View from the front line: How to reduce waiting times while keeping the human touch



Executive Summary

We spoke to Sarah Connelly, Deputy Medical Director for Unscheduled Care at Queen Mary’s, Sidcup Urgent Care Centre.
This site was one of the first sites to implement eTriage and have had over 150,000 submissions to date. We wanted to see how digital check-in and automated triage has impacted the staff and patients, and how the process of moving to this solution worked.
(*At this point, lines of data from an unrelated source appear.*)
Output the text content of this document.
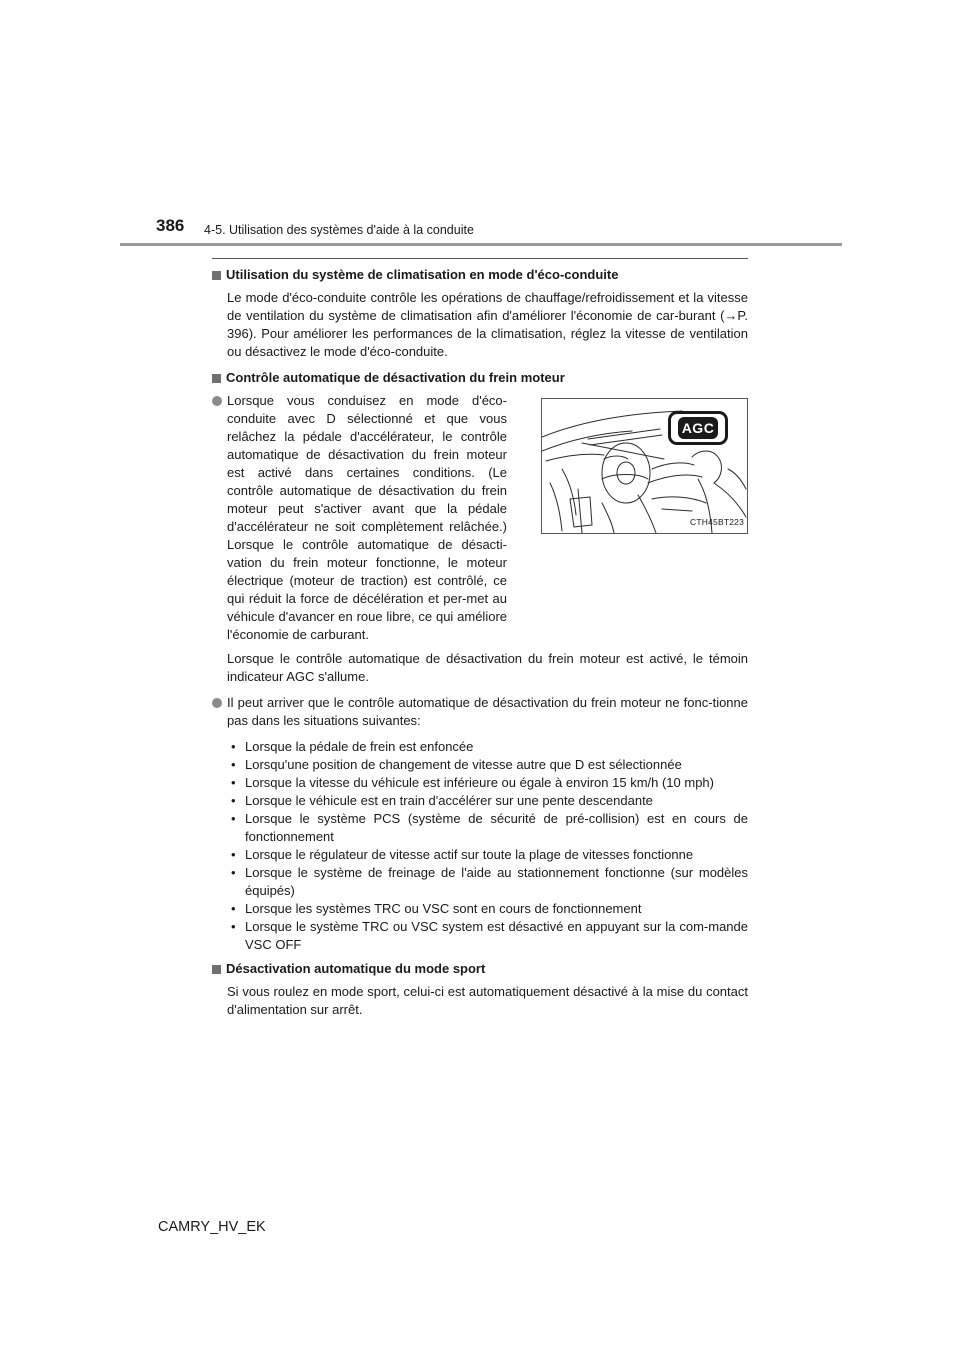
386 4-5. Utilisation des systèmes d'aide à la conduite
Utilisation du système de climatisation en mode d'éco-conduite
Le mode d'éco-conduite contrôle les opérations de chauffage/refroidissement et la vitesse de ventilation du système de climatisation afin d'améliorer l'économie de car-burant (→P. 396). Pour améliorer les performances de la climatisation, réglez la vitesse de ventilation ou désactivez le mode d'éco-conduite.
Contrôle automatique de désactivation du frein moteur
Lorsque vous conduisez en mode d'éco-conduite avec D sélectionné et que vous relâchez la pédale d'accélérateur, le contrôle automatique de désactivation du frein moteur est activé dans certaines conditions. (Le contrôle automatique de désactivation du frein moteur peut s'activer avant que la pédale d'accélérateur ne soit complètement relâchée.) Lorsque le contrôle automatique de désacti-vation du frein moteur fonctionne, le moteur électrique (moteur de traction) est contrôlé, ce qui réduit la force de décélération et per-met au véhicule d'avancer en roue libre, ce qui améliore l'économie de carburant.
AGC
CTH45BT223
Lorsque le contrôle automatique de désactivation du frein moteur est activé, le témoin indicateur AGC s'allume.
Il peut arriver que le contrôle automatique de désactivation du frein moteur ne fonc-tionne pas dans les situations suivantes:
• Lorsque la pédale de frein est enfoncée
• Lorsqu'une position de changement de vitesse autre que D est sélectionnée
• Lorsque la vitesse du véhicule est inférieure ou égale à environ 15 km/h (10 mph)
• Lorsque le véhicule est en train d'accélérer sur une pente descendante
• Lorsque le système PCS (système de sécurité de pré-collision) est en cours de fonctionnement
• Lorsque le régulateur de vitesse actif sur toute la plage de vitesses fonctionne
• Lorsque le système de freinage de l'aide au stationnement fonctionne (sur modèles équipés)
• Lorsque les systèmes TRC ou VSC sont en cours de fonctionnement
• Lorsque le système TRC ou VSC system est désactivé en appuyant sur la com-mande VSC OFF
Désactivation automatique du mode sport
Si vous roulez en mode sport, celui-ci est automatiquement désactivé à la mise du contact d'alimentation sur arrêt.
CAMRY_HV_EK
You can’t doubt the robustness of what Triage has been through to get where it is and the clinical governance that is behind every template.

Sarah Connelly

eTriage FAQs

What is eTriage:

eTriage is a digital triage solution for NHS Emergency Departments and Urgent Care Centres, developed by clinicians. eTriage was designed to automatically check-in and prioritise (triage) patients upon arrival to an emergency department. eTriage speeds up the streaming process, identifies sick patients earlier, reducing the waiting time and time to treatment within the department and delivering improved patient journeys.

How does eTriage work?

Patients enter their own clinical history on tablets eTriage automatically books in and triages your patients by clinical need, ensuring your clinicians deliver the right care to the right cases.

Is eTriage safe?

eTriage has been designed by NHS clinicians and triages patients within 4 minutes of arrival. As patients provide their history and check-in at the same time, clinical staff are better informed of the patient’s condition as soon as they complete the eTriage form. Automatic triage into 5 priority categories (Manchester Triage), with alerts integrating into the clinical system, allows urgent patients to be flagged to clinical staff and attended to first.